The ROG Bezel-Free Kit eliminates the ugly, chunky bezels marring an otherwise unblemished multi-screen expanse when you connect a few displays together. Nothing breaks gaming immersion like bezels as you’re tracking action from screen to screen. And get this: Rather than packing advanced display technology or sensors, the ROG kit (created in conjunction with one of Asus’s panel partners) eradicates those bothersome bezels with a simple trick of the light.

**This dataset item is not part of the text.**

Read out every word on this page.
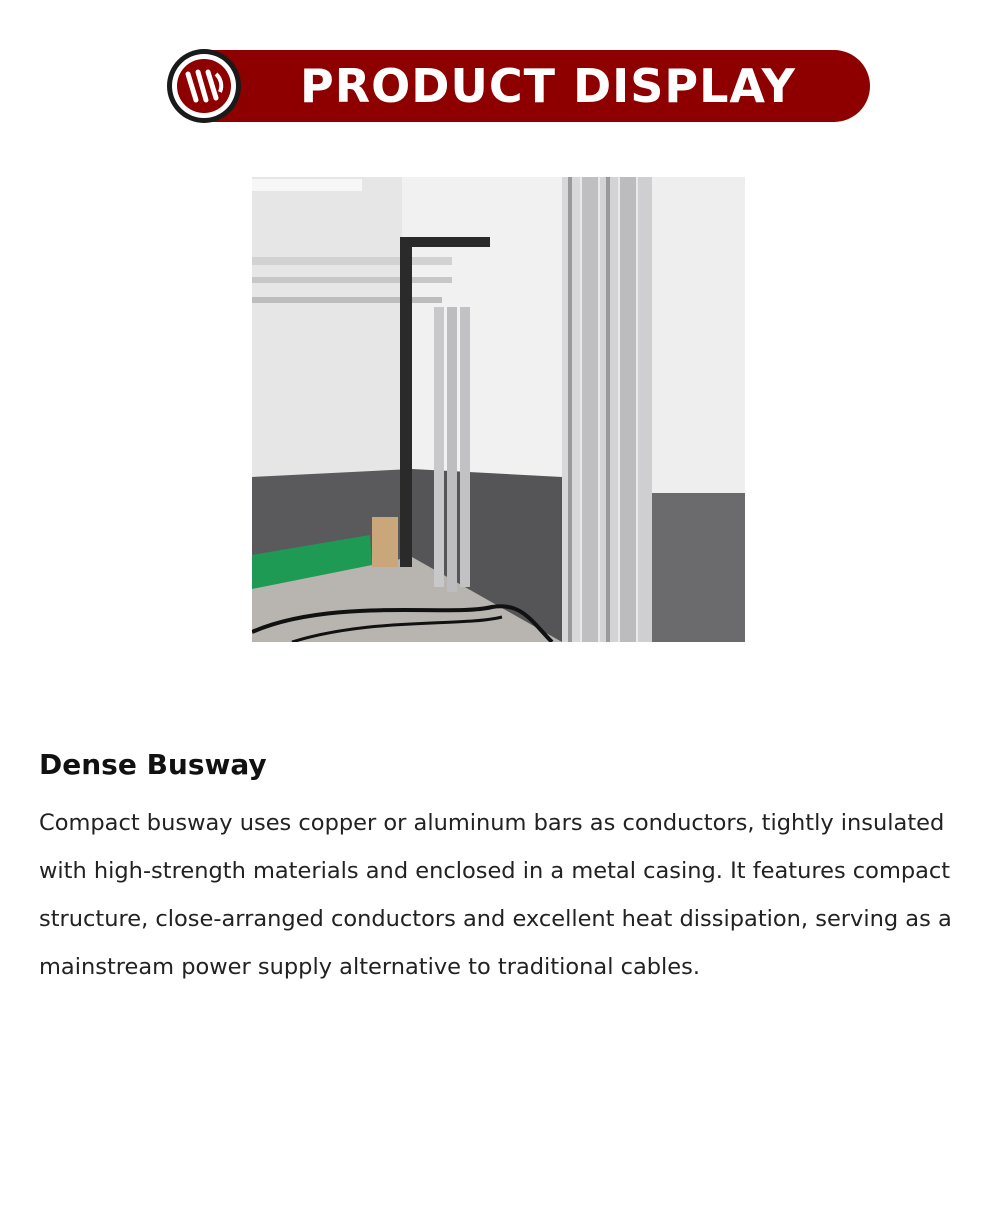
PRODUCT DISPLAY
Dense Busway

Compact busway uses copper or aluminum bars as conductors, tightly insulated with high-strength materials and enclosed in a metal casing. It features compact structure, close-arranged conductors and excellent heat dissipation, serving as a mainstream power supply alternative to traditional cables.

Here’s Asus describing how the kits work:
The concept is simple. Thin lenses are placed along the seams where screens meet; they contain optical micro-structures that refract light, bending it inward to hide the bezels underneath… The lenses are made from PMMA, a type of transparent thermoplastic that’s much more durable than glass. This material lets 90 percent of the light from the monitors shine through, making the picture under the lenses slight dimmer than the rest of the screens but less distracting than the opaque seams created when two bezels are pushed up against each other. Reducing the dimming requires glass lenses that are too fragile to be practical for mass production.

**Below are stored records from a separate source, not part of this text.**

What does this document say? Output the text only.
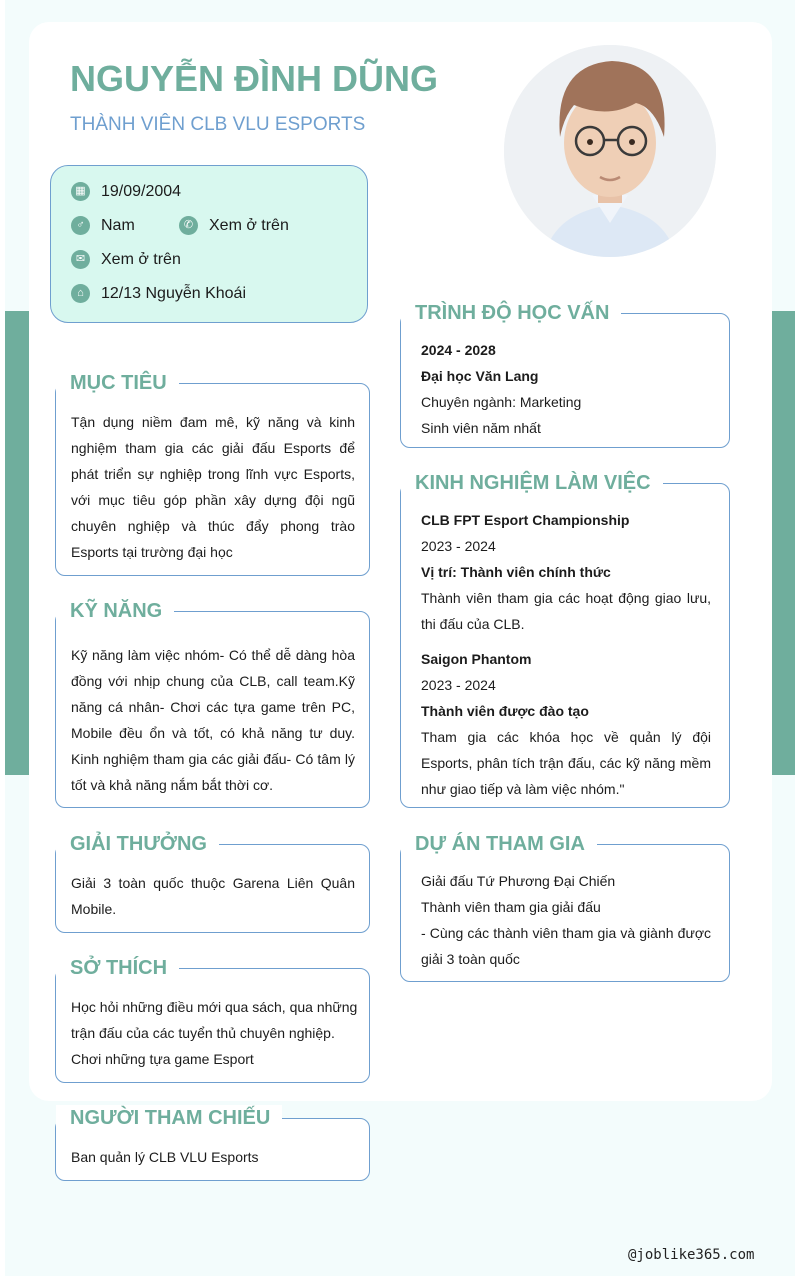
NGUYỄN ĐÌNH DŨNG
THÀNH VIÊN CLB VLU ESPORTS
▦ 19/09/2004
♂	Nam	✆ Xem ở trên
✉ Xem ở trên
⌂	12/13 Nguyễn Khoái
MỤC TIÊU
Tận dụng niềm đam mê, kỹ năng và kinh nghiệm tham gia các giải đấu Esports để phát triển sự nghiệp trong lĩnh vực Esports, với mục tiêu góp phần xây dựng đội ngũ chuyên nghiệp và thúc đẩy phong trào Esports tại trường đại học
KỸ NĂNG
Kỹ năng làm việc nhóm- Có thể dễ dàng hòa đồng với nhịp chung của CLB, call team.Kỹ năng cá nhân- Chơi các tựa game trên PC, Mobile đều ổn và tốt, có khả năng tư duy. Kinh nghiệm tham gia các giải đấu- Có tâm lý tốt và khả năng nắm bắt thời cơ.
GIẢI THƯỞNG
Giải 3 toàn quốc thuộc Garena Liên Quân Mobile.
SỞ THÍCH
Học hỏi những điều mới qua sách, qua những trận đấu của các tuyển thủ chuyên nghiệp.
Chơi những tựa game Esport
NGƯỜI THAM CHIẾU
Ban quản lý CLB VLU Esports
TRÌNH ĐỘ HỌC VẤN
2024 - 2028
Đại học Văn Lang
Chuyên ngành: Marketing
Sinh viên năm nhất
KINH NGHIỆM LÀM VIỆC
CLB FPT Esport Championship
2023 - 2024
Vị trí: Thành viên chính thức
Thành viên tham gia các hoạt động giao lưu, thi đấu của CLB.
Saigon Phantom
2023 - 2024
Thành viên được đào tạo
Tham gia các khóa học về quản lý đội Esports, phân tích trận đấu, các kỹ năng mềm như giao tiếp và làm việc nhóm."
DỰ ÁN THAM GIA
Giải đấu Tứ Phương Đại Chiến
Thành viên tham gia giải đấu
- Cùng các thành viên tham gia và giành được giải 3 toàn quốc
@joblike365.com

Asus says that setting up the Bezel-Free Kit is easy-peasy, with custom clips for the top and bottom of your monitors holding the lens in place. The entire kit consists of just those pieces. The lens is set at a 130 degree angle “because it offered the best balance of comfort and immersion in internal testing.”

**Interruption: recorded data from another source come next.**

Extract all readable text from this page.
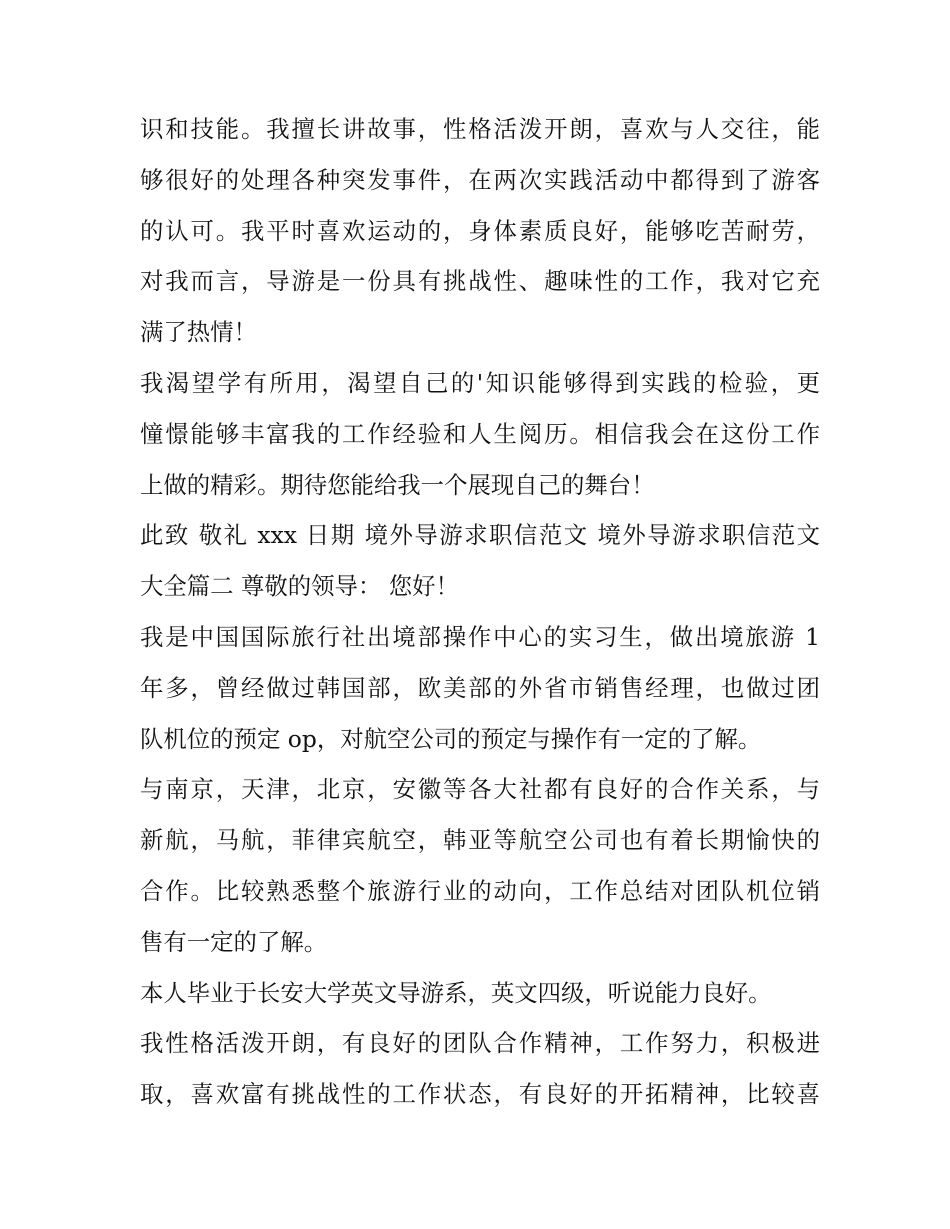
识和技能。我擅长讲故事，性格活泼开朗，喜欢与人交往，能
够很好的处理各种突发事件，在两次实践活动中都得到了游客
的认可。我平时喜欢运动的，身体素质良好，能够吃苦耐劳，
对我而言，导游是一份具有挑战性、趣味性的工作，我对它充
满了热情！
我渴望学有所用，渴望自己的'知识能够得到实践的检验，更
憧憬能够丰富我的工作经验和人生阅历。相信我会在这份工作
上做的精彩。期待您能给我一个展现自己的舞台！
此致 敬礼 xxx 日期 境外导游求职信范文 境外导游求职信范文
大全篇二 尊敬的领导： 您好！
我是中国国际旅行社出境部操作中心的实习生，做出境旅游 1
年多，曾经做过韩国部，欧美部的外省市销售经理，也做过团
队机位的预定 op，对航空公司的预定与操作有一定的了解。
与南京，天津，北京，安徽等各大社都有良好的合作关系，与
新航，马航，菲律宾航空，韩亚等航空公司也有着长期愉快的
合作。比较熟悉整个旅游行业的动向，工作总结对团队机位销
售有一定的了解。
本人毕业于长安大学英文导游系，英文四级，听说能力良好。
我性格活泼开朗，有良好的团队合作精神，工作努力，积极进
取，喜欢富有挑战性的工作状态，有良好的开拓精神，比较喜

The kits need to be designed for specific monitors to ensure the proper alignment of the lens, Asus says, with the version revealed today being designed for the ROG Swift PG258Q ($560 on Amazon) and Strix XG258Q ($450 on Amazon) gaming monitors. That said, the kits can be adjusted to fit other displays, and Asus told The Verge that the kit “will work with a wide variety of ‘thin’ bezel designs [from other vendors], but you do want the monitors to be the same size for the best possible display output.”
There’s sadly no word on price or availability. In fact, Asus says it’s showing off the Bezel-Free Kit to “gauge interest.” Hey, Asus: I’m interested!
Clearly, Asus has big screen gaming on the mind, having also announced a 65-inch G-Sync “BFGD” monitor at CES.